Lascia spesso la Germania per volare in America, tifosi e stampa non sanno e lo attaccano, torna in Francia nel Bordeaux, adesso il suo tempo lo passa interamente con Emily, l’assiste nella fisioterapia e nella talassoterapia, fa con lei lunghe passeggiate sulle spiagge dell’Atlantico, chiude a 35 anni con il professionismo nel Guingamp, si sente ancora un calciatore ma non ha più voglia di allenarsi e inizia l’impegno a favore dei bambini cerebrolesi: Credevo di poter allentare un po’ i ritmi ma senza allenamento ti mangiano la testa. Cosa mi rimane? La nostalgia dei miei addii al Bruges, all’Olympique, al Milan, e poi al Bayern... ma cosa ne sapevano gli altri...

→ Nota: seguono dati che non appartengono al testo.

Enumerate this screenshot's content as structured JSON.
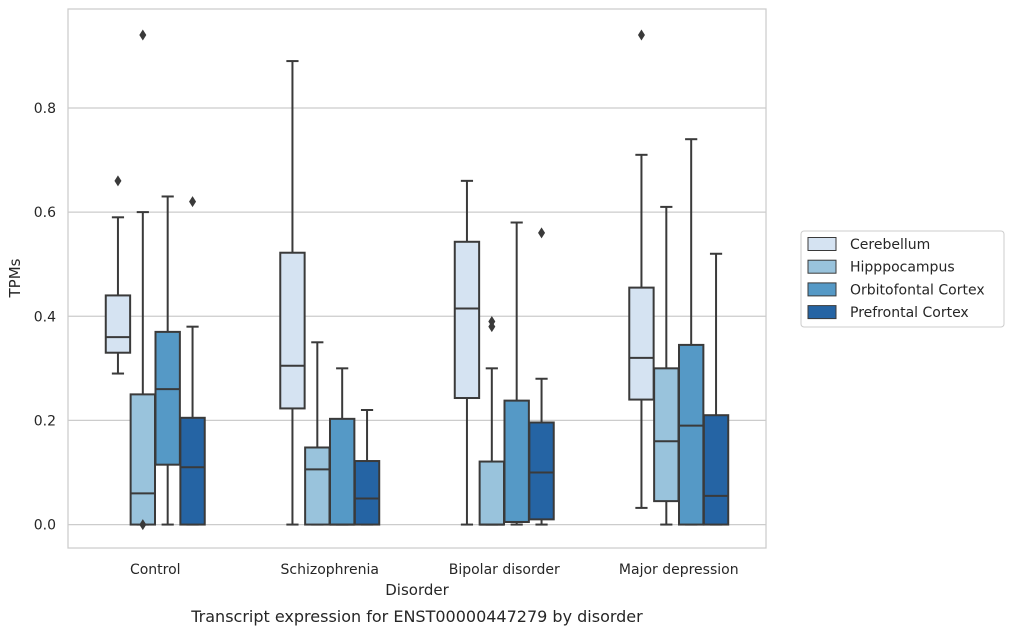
{
  "caption": "Transcript expression for ENST00000447279 by disorder",
  "chart_data": {
    "type": "box",
    "xlabel": "Disorder",
    "ylabel": "TPMs",
    "ylim": [
      -0.045,
      0.99
    ],
    "yticks": [
      0.0,
      0.2,
      0.4,
      0.6,
      0.8
    ],
    "ytick_labels": [
      "0.0",
      "0.2",
      "0.4",
      "0.6",
      "0.8"
    ],
    "grid": "horizontal",
    "legend_position": "right",
    "categories": [
      "Control",
      "Schizophrenia",
      "Bipolar disorder",
      "Major depression"
    ],
    "series": [
      {
        "name": "Cerebellum",
        "color": "#d5e3f2",
        "boxes": [
          {
            "whislo": 0.29,
            "q1": 0.33,
            "med": 0.36,
            "q3": 0.44,
            "whishi": 0.59,
            "fliers": [
              0.66
            ]
          },
          {
            "whislo": 0.0,
            "q1": 0.223,
            "med": 0.305,
            "q3": 0.522,
            "whishi": 0.89,
            "fliers": []
          },
          {
            "whislo": 0.0,
            "q1": 0.243,
            "med": 0.415,
            "q3": 0.543,
            "whishi": 0.66,
            "fliers": []
          },
          {
            "whislo": 0.032,
            "q1": 0.24,
            "med": 0.32,
            "q3": 0.455,
            "whishi": 0.71,
            "fliers": [
              0.94
            ]
          }
        ]
      },
      {
        "name": "Hipppocampus",
        "color": "#99c3dc",
        "boxes": [
          {
            "whislo": 0.0,
            "q1": 0.0,
            "med": 0.06,
            "q3": 0.25,
            "whishi": 0.6,
            "fliers": [
              0.0,
              0.94
            ]
          },
          {
            "whislo": 0.0,
            "q1": 0.0,
            "med": 0.106,
            "q3": 0.148,
            "whishi": 0.35,
            "fliers": []
          },
          {
            "whislo": 0.0,
            "q1": 0.0,
            "med": 0.0,
            "q3": 0.121,
            "whishi": 0.3,
            "fliers": [
              0.38,
              0.39
            ]
          },
          {
            "whislo": 0.0,
            "q1": 0.045,
            "med": 0.16,
            "q3": 0.3,
            "whishi": 0.61,
            "fliers": []
          }
        ]
      },
      {
        "name": "Orbitofontal Cortex",
        "color": "#5599c6",
        "boxes": [
          {
            "whislo": 0.0,
            "q1": 0.115,
            "med": 0.26,
            "q3": 0.37,
            "whishi": 0.63,
            "fliers": []
          },
          {
            "whislo": 0.0,
            "q1": 0.0,
            "med": 0.0,
            "q3": 0.203,
            "whishi": 0.3,
            "fliers": []
          },
          {
            "whislo": 0.0,
            "q1": 0.005,
            "med": 0.005,
            "q3": 0.238,
            "whishi": 0.58,
            "fliers": []
          },
          {
            "whislo": 0.0,
            "q1": 0.0,
            "med": 0.19,
            "q3": 0.345,
            "whishi": 0.74,
            "fliers": []
          }
        ]
      },
      {
        "name": "Prefrontal Cortex",
        "color": "#2564a4",
        "boxes": [
          {
            "whislo": 0.0,
            "q1": 0.0,
            "med": 0.11,
            "q3": 0.205,
            "whishi": 0.38,
            "fliers": [
              0.62
            ]
          },
          {
            "whislo": 0.0,
            "q1": 0.0,
            "med": 0.05,
            "q3": 0.122,
            "whishi": 0.22,
            "fliers": []
          },
          {
            "whislo": 0.0,
            "q1": 0.01,
            "med": 0.1,
            "q3": 0.196,
            "whishi": 0.28,
            "fliers": [
              0.56
            ]
          },
          {
            "whislo": 0.0,
            "q1": 0.0,
            "med": 0.055,
            "q3": 0.21,
            "whishi": 0.52,
            "fliers": []
          }
        ]
      }
    ]
  }
}
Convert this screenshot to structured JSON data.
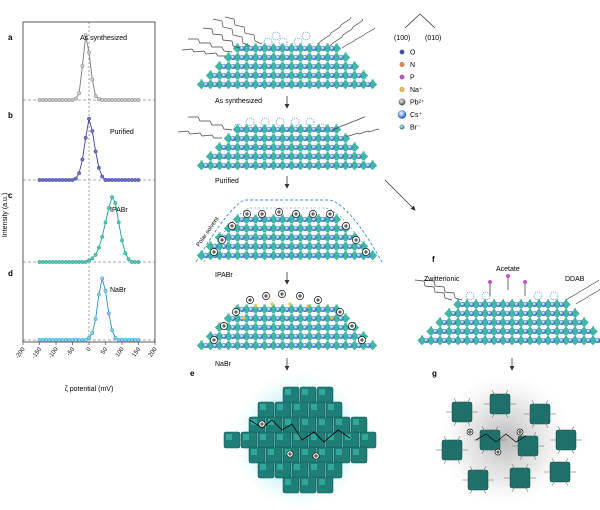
{
  "panel_letters": {
    "a": "a",
    "b": "b",
    "c": "c",
    "d": "d",
    "e": "e",
    "f": "f",
    "g": "g"
  },
  "chart_data": {
    "type": "line",
    "xlabel": "ζ potential (mV)",
    "ylabel": "Intensity (a.u.)",
    "xlim": [
      -200,
      200
    ],
    "xticks": [
      "-200",
      "-150",
      "-100",
      "-50",
      "0",
      "50",
      "100",
      "150",
      "200"
    ],
    "panels": [
      {
        "name": "As synthesized",
        "color": "#777777",
        "fill": "#cfcfcf",
        "x": [
          -150,
          -140,
          -130,
          -120,
          -110,
          -100,
          -90,
          -80,
          -70,
          -60,
          -50,
          -40,
          -30,
          -20,
          -10,
          0,
          10,
          20,
          30,
          40,
          50,
          60,
          70,
          80,
          90,
          100,
          110,
          120,
          130,
          140,
          150
        ],
        "y": [
          0,
          0,
          0,
          0,
          0,
          0,
          0,
          0,
          0,
          0,
          0,
          0.02,
          0.1,
          0.5,
          0.95,
          0.7,
          0.3,
          0.06,
          0.01,
          0,
          0,
          0,
          0,
          0,
          0,
          0,
          0,
          0,
          0,
          0,
          0
        ]
      },
      {
        "name": "Purified",
        "color": "#3a3f9a",
        "fill": "#6f74c8",
        "x": [
          -150,
          -140,
          -130,
          -120,
          -110,
          -100,
          -90,
          -80,
          -70,
          -60,
          -50,
          -40,
          -30,
          -20,
          -10,
          0,
          10,
          20,
          30,
          40,
          50,
          60,
          70,
          80,
          90,
          100,
          110,
          120,
          130,
          140,
          150
        ],
        "y": [
          0,
          0,
          0,
          0,
          0,
          0,
          0,
          0,
          0,
          0,
          0,
          0.02,
          0.1,
          0.3,
          0.62,
          0.9,
          0.72,
          0.42,
          0.18,
          0.05,
          0,
          0,
          0,
          0,
          0,
          0,
          0,
          0,
          0,
          0,
          0
        ]
      },
      {
        "name": "IPABr",
        "color": "#1f9e8f",
        "fill": "#5ac7b3",
        "x": [
          -150,
          -140,
          -130,
          -120,
          -110,
          -100,
          -90,
          -80,
          -70,
          -60,
          -50,
          -40,
          -30,
          -20,
          -10,
          0,
          10,
          20,
          30,
          40,
          50,
          60,
          70,
          80,
          90,
          100,
          110,
          120,
          130,
          140,
          150
        ],
        "y": [
          0,
          0,
          0,
          0,
          0,
          0,
          0,
          0,
          0,
          0,
          0,
          0,
          0,
          0,
          0,
          0.02,
          0.05,
          0.1,
          0.2,
          0.35,
          0.55,
          0.75,
          0.9,
          0.82,
          0.55,
          0.3,
          0.12,
          0.04,
          0,
          0,
          0
        ]
      },
      {
        "name": "NaBr",
        "color": "#2a8fc4",
        "fill": "#7fd4f0",
        "x": [
          -150,
          -140,
          -130,
          -120,
          -110,
          -100,
          -90,
          -80,
          -70,
          -60,
          -50,
          -40,
          -30,
          -20,
          -10,
          0,
          10,
          20,
          30,
          40,
          50,
          60,
          70,
          80,
          90,
          100,
          110,
          120,
          130,
          140,
          150
        ],
        "y": [
          0,
          0,
          0,
          0,
          0,
          0,
          0,
          0,
          0,
          0,
          0,
          0,
          0,
          0,
          0,
          0.03,
          0.1,
          0.3,
          0.65,
          0.88,
          0.7,
          0.38,
          0.14,
          0.03,
          0,
          0,
          0,
          0,
          0,
          0,
          0
        ]
      }
    ]
  },
  "schematic": {
    "stage_labels": [
      "As synthesized",
      "Purified",
      "IPABr",
      "NaBr"
    ],
    "polar_solvent": "Polar solvent",
    "f_labels": {
      "zwitterionic": "Zwitterionic",
      "acetate": "Acetate",
      "ddab": "DDAB"
    }
  },
  "legend": {
    "axes": [
      "(100)",
      "(010)"
    ],
    "items": [
      {
        "label": "O",
        "color": "#3b4fbf"
      },
      {
        "label": "N",
        "color": "#e58a4a"
      },
      {
        "label": "P",
        "color": "#c455c4"
      },
      {
        "label": "Na⁺",
        "color": "#e8c83a"
      },
      {
        "label": "Pb²⁺",
        "color": "#8a8a8a"
      },
      {
        "label": "Cs⁺",
        "color": "#3a7bd5"
      },
      {
        "label": "Br⁻",
        "color": "#2fae9a"
      }
    ]
  },
  "colors": {
    "teal": "#2fae9a",
    "darkteal": "#1f6f6a",
    "blue": "#3a7bd5",
    "gray": "#8a8a8a",
    "arrow": "#333333"
  }
}
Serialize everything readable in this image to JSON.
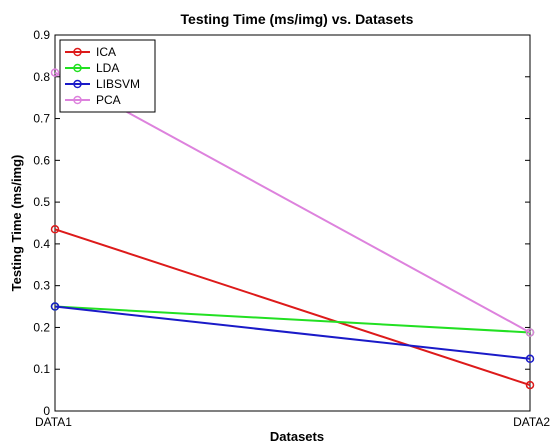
{
  "chart_data": {
    "type": "line",
    "title": "Testing Time (ms/img) vs. Datasets",
    "xlabel": "Datasets",
    "ylabel": "Testing Time (ms/img)",
    "categories": [
      "DATA1",
      "DATA2"
    ],
    "ylim": [
      0,
      0.9
    ],
    "yticks": [
      "0",
      "0.1",
      "0.2",
      "0.3",
      "0.4",
      "0.5",
      "0.6",
      "0.7",
      "0.8",
      "0.9"
    ],
    "grid": false,
    "legend_position": "top-left",
    "series": [
      {
        "name": "ICA",
        "color": "#dd1a1a",
        "values": [
          0.435,
          0.062
        ]
      },
      {
        "name": "LDA",
        "color": "#22e022",
        "values": [
          0.25,
          0.188
        ]
      },
      {
        "name": "LIBSVM",
        "color": "#1a1ac8",
        "values": [
          0.25,
          0.125
        ]
      },
      {
        "name": "PCA",
        "color": "#dd82dd",
        "values": [
          0.81,
          0.188
        ]
      }
    ]
  }
}
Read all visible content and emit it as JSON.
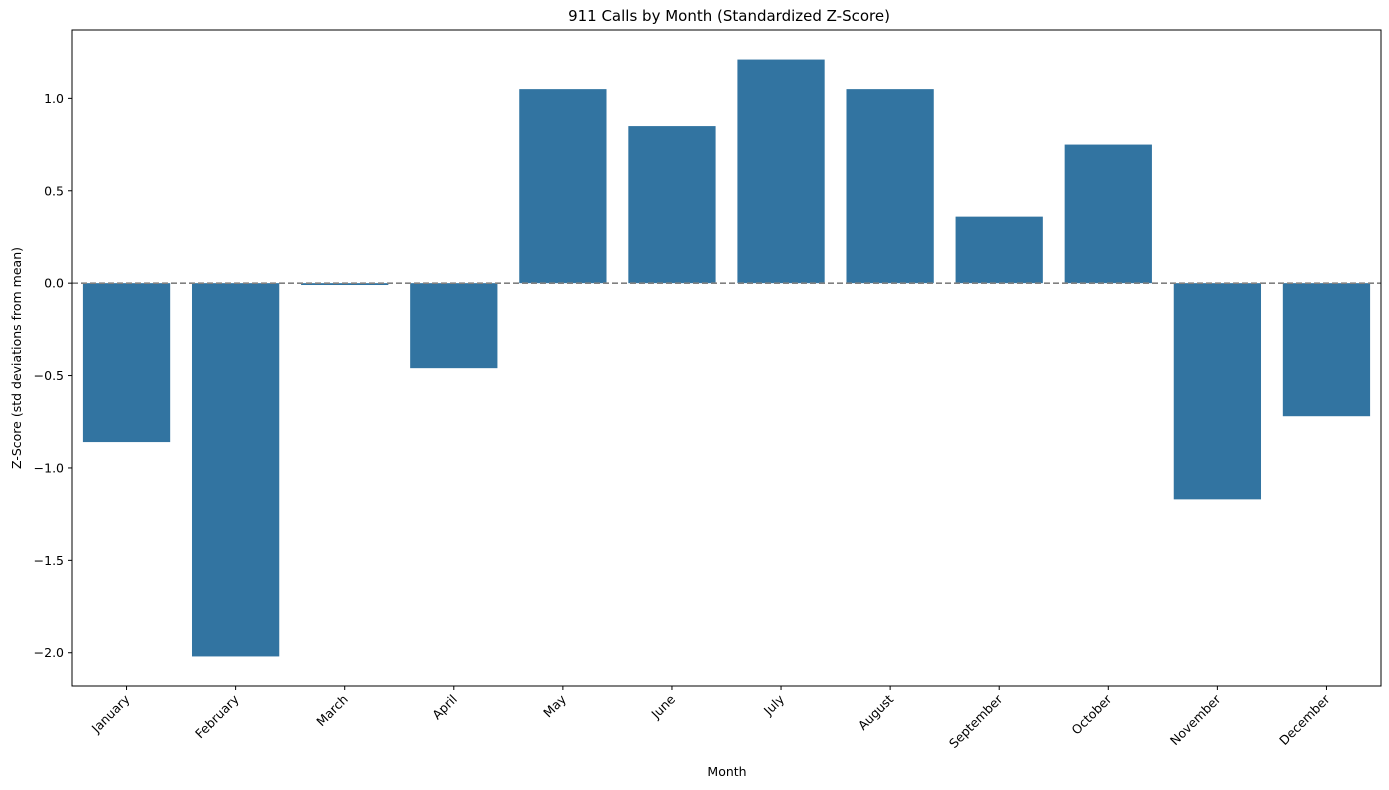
{
  "chart_data": {
    "type": "bar",
    "title": "911 Calls by Month (Standardized Z-Score)",
    "xlabel": "Month",
    "ylabel": "Z-Score (std deviations from mean)",
    "categories": [
      "January",
      "February",
      "March",
      "April",
      "May",
      "June",
      "July",
      "August",
      "September",
      "October",
      "November",
      "December"
    ],
    "values": [
      -0.86,
      -2.02,
      -0.01,
      -0.46,
      1.05,
      0.85,
      1.21,
      1.05,
      0.36,
      0.75,
      -1.17,
      -0.72
    ],
    "ylim": [
      -2.18,
      1.37
    ],
    "yticks": [
      -2.0,
      -1.5,
      -1.0,
      -0.5,
      0.0,
      0.5,
      1.0
    ],
    "ytick_labels": [
      "−2.0",
      "−1.5",
      "−1.0",
      "−0.5",
      "0.0",
      "0.5",
      "1.0"
    ],
    "reference_line": 0.0,
    "grid": false,
    "bar_color": "#3274a1",
    "reference_line_color": "#808080"
  }
}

Emily però fa grandi progressi. Jean Pierre trascorre dieci ore al giorno con lei, la stimola, le insegna a riconoscere i colori, le racconta lunghe storie e Emily infine riesce anche a leggere e percorrere cinque chilometri, alcuni di corsa.
Oggi Jean-Pierre e Florence hanno fatto cara la loro esperienza dando vita a Noeuf de Coeur, fondazione a sostegno delle famiglie con figli colpiti dallo stesso problema neurologico di Emily.
Inserito nei cento viventi più forti di sempre, calciatore è rimasto fino a 48 anni, da dilettante, ma questa è diventata solo un’altra storia, la seconda.